Taylor Swift made her songs available again on TikTok. What the move says about how she sees the social media platform.


Taylor Swift’s songs have returned to TikTok months after the announcement of a licensing dispute between the platform and Universal Music Group (UMG) and ahead of her highly anticipated album release. Her deal with TikTok, which went against UMG’s wishes, proves Swift doesn’t need labels. What she does need are fans.

Even though Swift has been part of UMG’s publishing division since 2018, she seems to have signed a separate deal with TikTok, presumably because she owns her masters, which means she has full creative control over her music. According to the Wall Street Journal, when Swift’s team presented the plans to promote The Tortured Poets Department on TikTok, it was to the surprise of label executives. UMG asked Swift’s team to reconsider, allegedly arguing it was important “for the industry” that her catalog stay off the platform.

A representative for Swift did not respond to a request for comment.

“It’s not so much that Taylor Swift needs TikTok as it is that Taylor Swift needs a particular kind of fan engagement that TikTok makes possible,” Paula Harper, an assistant professor in the department of music at the University of Chicago, told Yahoo Entertainment. The engagement TikTok offers, Harper argues, is beyond what UMG can facilitate itself.

That’s why Swift’s camp didn’t budge on the decision to return to TikTok. Swift’s fandom expects a specific type of lead-up to album drops that Swift has become synonymous with since her 2008 debut album.

“The way that Swift’s fans work is so particular, and the way that they work with her music is so particular, so it fits exactly into the way social media fandom works,” Harper explained, referring to the “Easter eggs” and codes Swift leaves for fans. “The sleuthing and investigations — the fan involvement on this very granular and detail-oriented scale — is something that Swift needs for her releases to be as successful as possible.”

Selling vinyl records of her albums is perfect social media fodder, as are the in-person promotional events.

“It’s something that is built to be circulated on TikTok,” Harper said. “It’s built for fans to be posting videos and then other fans on TikTok to be screenshotting and zooming and enhancing and collaboratively working out all these kinds of puzzle-y prerelease clues that she is leaving us.”

Swift has always utilized some form of social media to engage with fans. Early on in her career, it was Tumblr; ahead of her Reputation release in 2017, she deleted all of her Instagram posts. For 2022’s Midnights, her last album of all-new material, Swift released a track reveal video for every song in a TikTok series she called “Midnights Mayhem With Me.”

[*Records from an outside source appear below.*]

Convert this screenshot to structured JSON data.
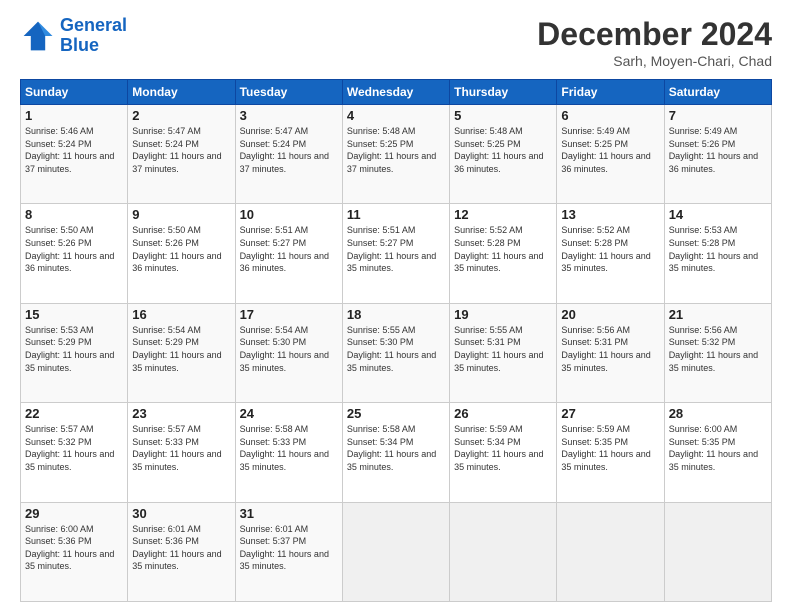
{
  "logo": {
    "line1": "General",
    "line2": "Blue"
  },
  "title": "December 2024",
  "subtitle": "Sarh, Moyen-Chari, Chad",
  "weekdays": [
    "Sunday",
    "Monday",
    "Tuesday",
    "Wednesday",
    "Thursday",
    "Friday",
    "Saturday"
  ],
  "weeks": [
    [
      {
        "day": "1",
        "sunrise": "5:46 AM",
        "sunset": "5:24 PM",
        "daylight": "11 hours and 37 minutes."
      },
      {
        "day": "2",
        "sunrise": "5:47 AM",
        "sunset": "5:24 PM",
        "daylight": "11 hours and 37 minutes."
      },
      {
        "day": "3",
        "sunrise": "5:47 AM",
        "sunset": "5:24 PM",
        "daylight": "11 hours and 37 minutes."
      },
      {
        "day": "4",
        "sunrise": "5:48 AM",
        "sunset": "5:25 PM",
        "daylight": "11 hours and 37 minutes."
      },
      {
        "day": "5",
        "sunrise": "5:48 AM",
        "sunset": "5:25 PM",
        "daylight": "11 hours and 36 minutes."
      },
      {
        "day": "6",
        "sunrise": "5:49 AM",
        "sunset": "5:25 PM",
        "daylight": "11 hours and 36 minutes."
      },
      {
        "day": "7",
        "sunrise": "5:49 AM",
        "sunset": "5:26 PM",
        "daylight": "11 hours and 36 minutes."
      }
    ],
    [
      {
        "day": "8",
        "sunrise": "5:50 AM",
        "sunset": "5:26 PM",
        "daylight": "11 hours and 36 minutes."
      },
      {
        "day": "9",
        "sunrise": "5:50 AM",
        "sunset": "5:26 PM",
        "daylight": "11 hours and 36 minutes."
      },
      {
        "day": "10",
        "sunrise": "5:51 AM",
        "sunset": "5:27 PM",
        "daylight": "11 hours and 36 minutes."
      },
      {
        "day": "11",
        "sunrise": "5:51 AM",
        "sunset": "5:27 PM",
        "daylight": "11 hours and 35 minutes."
      },
      {
        "day": "12",
        "sunrise": "5:52 AM",
        "sunset": "5:28 PM",
        "daylight": "11 hours and 35 minutes."
      },
      {
        "day": "13",
        "sunrise": "5:52 AM",
        "sunset": "5:28 PM",
        "daylight": "11 hours and 35 minutes."
      },
      {
        "day": "14",
        "sunrise": "5:53 AM",
        "sunset": "5:28 PM",
        "daylight": "11 hours and 35 minutes."
      }
    ],
    [
      {
        "day": "15",
        "sunrise": "5:53 AM",
        "sunset": "5:29 PM",
        "daylight": "11 hours and 35 minutes."
      },
      {
        "day": "16",
        "sunrise": "5:54 AM",
        "sunset": "5:29 PM",
        "daylight": "11 hours and 35 minutes."
      },
      {
        "day": "17",
        "sunrise": "5:54 AM",
        "sunset": "5:30 PM",
        "daylight": "11 hours and 35 minutes."
      },
      {
        "day": "18",
        "sunrise": "5:55 AM",
        "sunset": "5:30 PM",
        "daylight": "11 hours and 35 minutes."
      },
      {
        "day": "19",
        "sunrise": "5:55 AM",
        "sunset": "5:31 PM",
        "daylight": "11 hours and 35 minutes."
      },
      {
        "day": "20",
        "sunrise": "5:56 AM",
        "sunset": "5:31 PM",
        "daylight": "11 hours and 35 minutes."
      },
      {
        "day": "21",
        "sunrise": "5:56 AM",
        "sunset": "5:32 PM",
        "daylight": "11 hours and 35 minutes."
      }
    ],
    [
      {
        "day": "22",
        "sunrise": "5:57 AM",
        "sunset": "5:32 PM",
        "daylight": "11 hours and 35 minutes."
      },
      {
        "day": "23",
        "sunrise": "5:57 AM",
        "sunset": "5:33 PM",
        "daylight": "11 hours and 35 minutes."
      },
      {
        "day": "24",
        "sunrise": "5:58 AM",
        "sunset": "5:33 PM",
        "daylight": "11 hours and 35 minutes."
      },
      {
        "day": "25",
        "sunrise": "5:58 AM",
        "sunset": "5:34 PM",
        "daylight": "11 hours and 35 minutes."
      },
      {
        "day": "26",
        "sunrise": "5:59 AM",
        "sunset": "5:34 PM",
        "daylight": "11 hours and 35 minutes."
      },
      {
        "day": "27",
        "sunrise": "5:59 AM",
        "sunset": "5:35 PM",
        "daylight": "11 hours and 35 minutes."
      },
      {
        "day": "28",
        "sunrise": "6:00 AM",
        "sunset": "5:35 PM",
        "daylight": "11 hours and 35 minutes."
      }
    ],
    [
      {
        "day": "29",
        "sunrise": "6:00 AM",
        "sunset": "5:36 PM",
        "daylight": "11 hours and 35 minutes."
      },
      {
        "day": "30",
        "sunrise": "6:01 AM",
        "sunset": "5:36 PM",
        "daylight": "11 hours and 35 minutes."
      },
      {
        "day": "31",
        "sunrise": "6:01 AM",
        "sunset": "5:37 PM",
        "daylight": "11 hours and 35 minutes."
      },
      null,
      null,
      null,
      null
    ]
  ]
}
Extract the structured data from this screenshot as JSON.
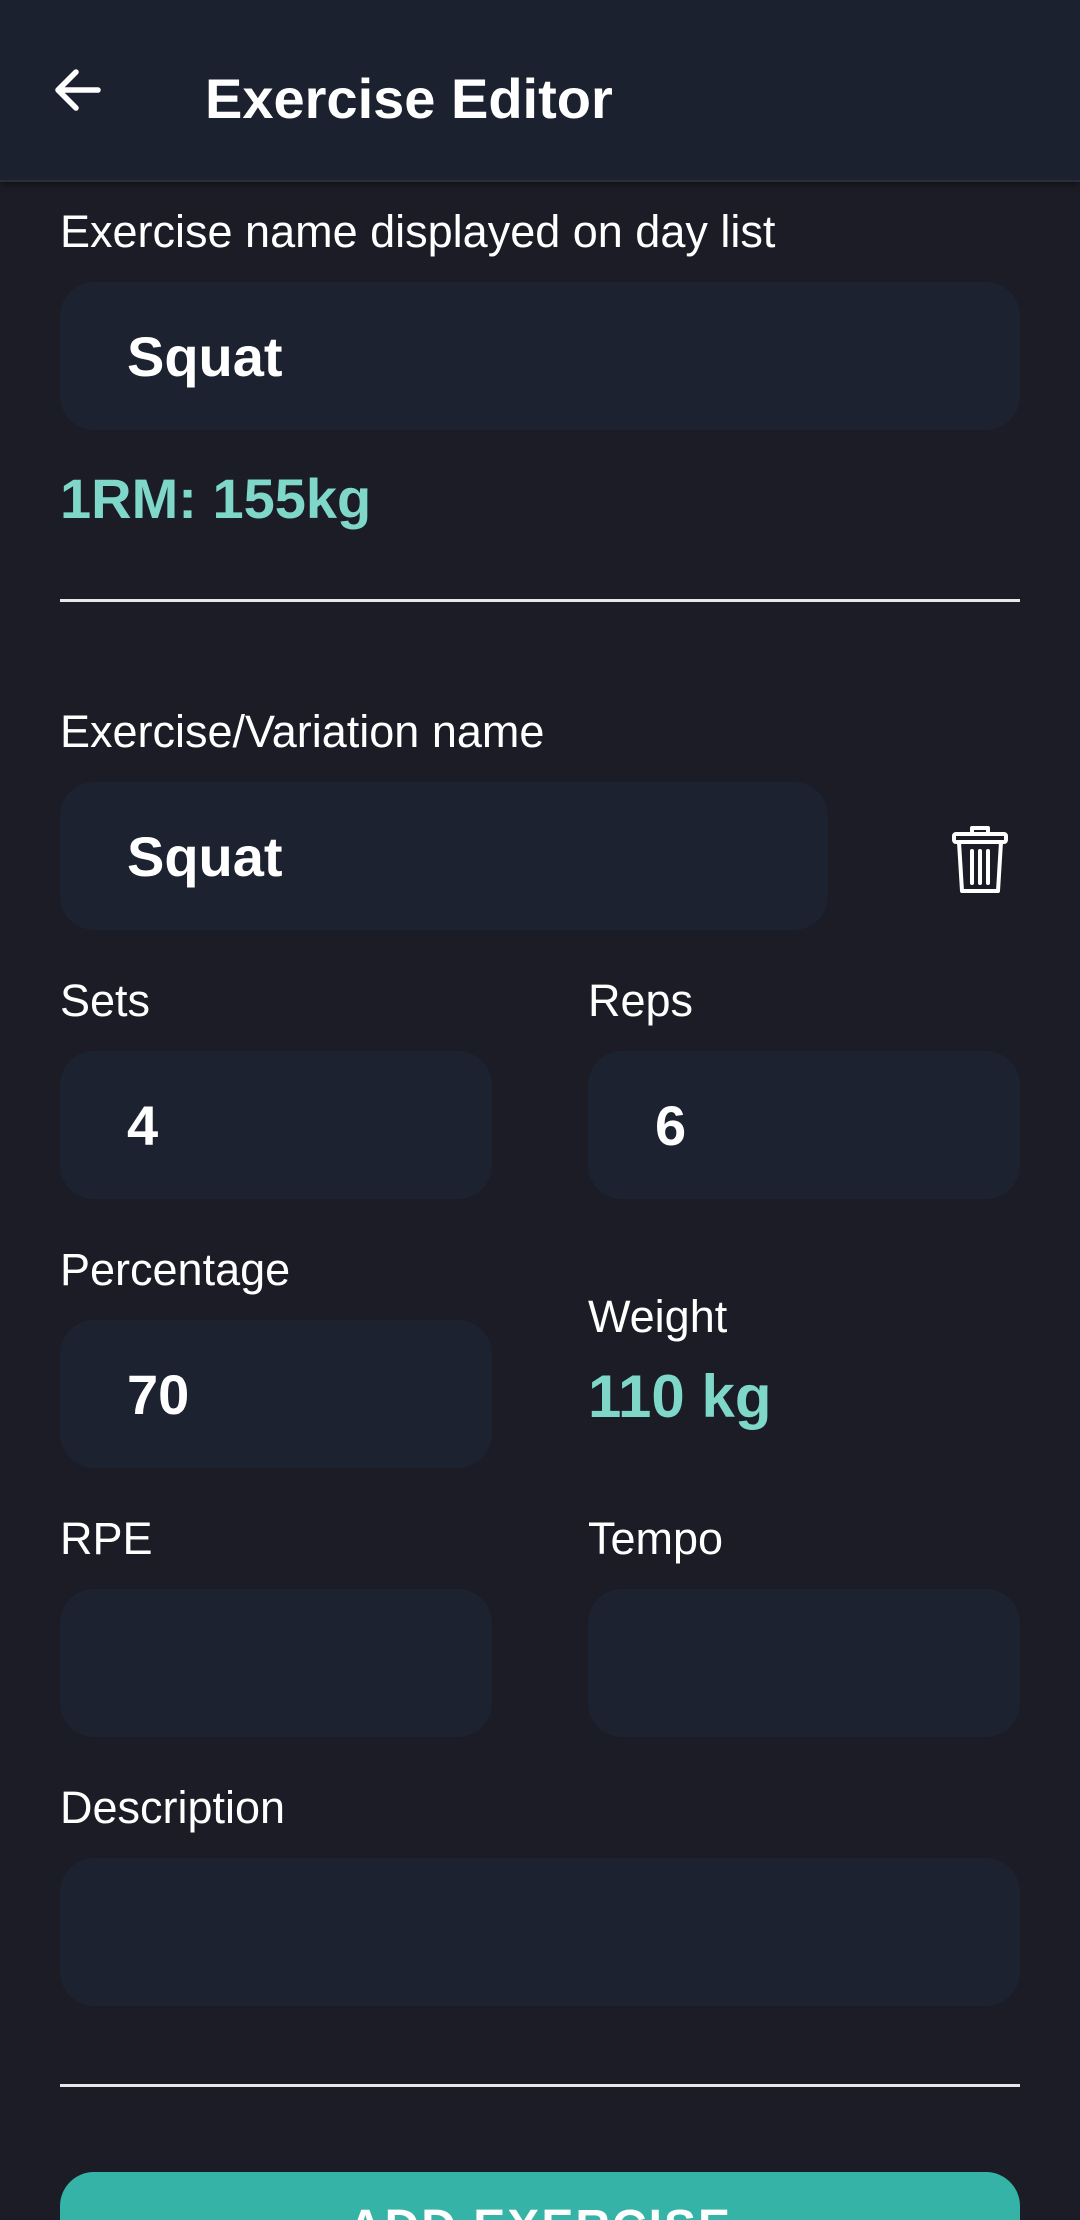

Her relationship with fans is pivotal to her success. In fact, allegations that Poets had leaked on Thursday had the fandom, out of respect, refusing to listen.

“She needs fans to maintain the current dominance that she has over the music industry,” Harper argued. “More specifically than that, she needs fan engagement.”

What about fighting for smaller artists?

When UMG announced it would revoke its licensing agreement with TikTok in January, TikTok emphasized in a statement that it had helped launch many artists’ careers by being a “free promotional and discovery vehicle for their talent.” But one of the major disputes UMG had with TikTok was low artist and songwriter compensation.

Neither TikTok nor UMG responded to Yahoo Entertainment’s requests for comment.

Swift is a billionaire and, as Harper suggests, is leveraging the platform for fan engagement. But for an artist who threatened to pull her 1989 album from Apple Music because the company wasn’t paying artists for new-customer free trials and who withheld her catalog from Spotify to protest its compensation rates for artists and producers, her return to TikTok could seem antithetical to her support of up-and-coming artists.

“She has this past history of these various actions that can be interpreted as solidarity with smaller artists,” Harper said. “But she has much more power than she is exercising toward that kind of a cause. So that’s why I would say, to me, [rejoining TikTok] is relatively consistent with Taylor Swift history.”

Swift ended up putting her catalog back on Spotify a few months ahead of the 2017 release of Reputation. She indirectly brought attention to Ticketmaster and Live Nation Entertainment’s monopoly, which has prompted a Department of Justice investigation into the ticketing industry — particularly, the unregulated secondary ticket market, where Swift tickets were being resold for thousands of dollars. But she still works with them.

“She’s fundamentally not in solidarity with the majority of artists making money as musicians, and that is just the reality,” Harper said.

Part of the music industry, whether UMG sees it that way or not, is TikTok. Harper argued that it’s not fair to say TikTok is “synonymous with” the industry — it has become a music platform in the way that Spotify and Apple Music are music platforms.

“TikTok is not just [a] new means of promoting music, but it is fully enshrined and acknowledged as part of the music industry,” Harper said. “Taylor Swift is one of the few winners taking all in the contemporary, incredibly stratified music industry.”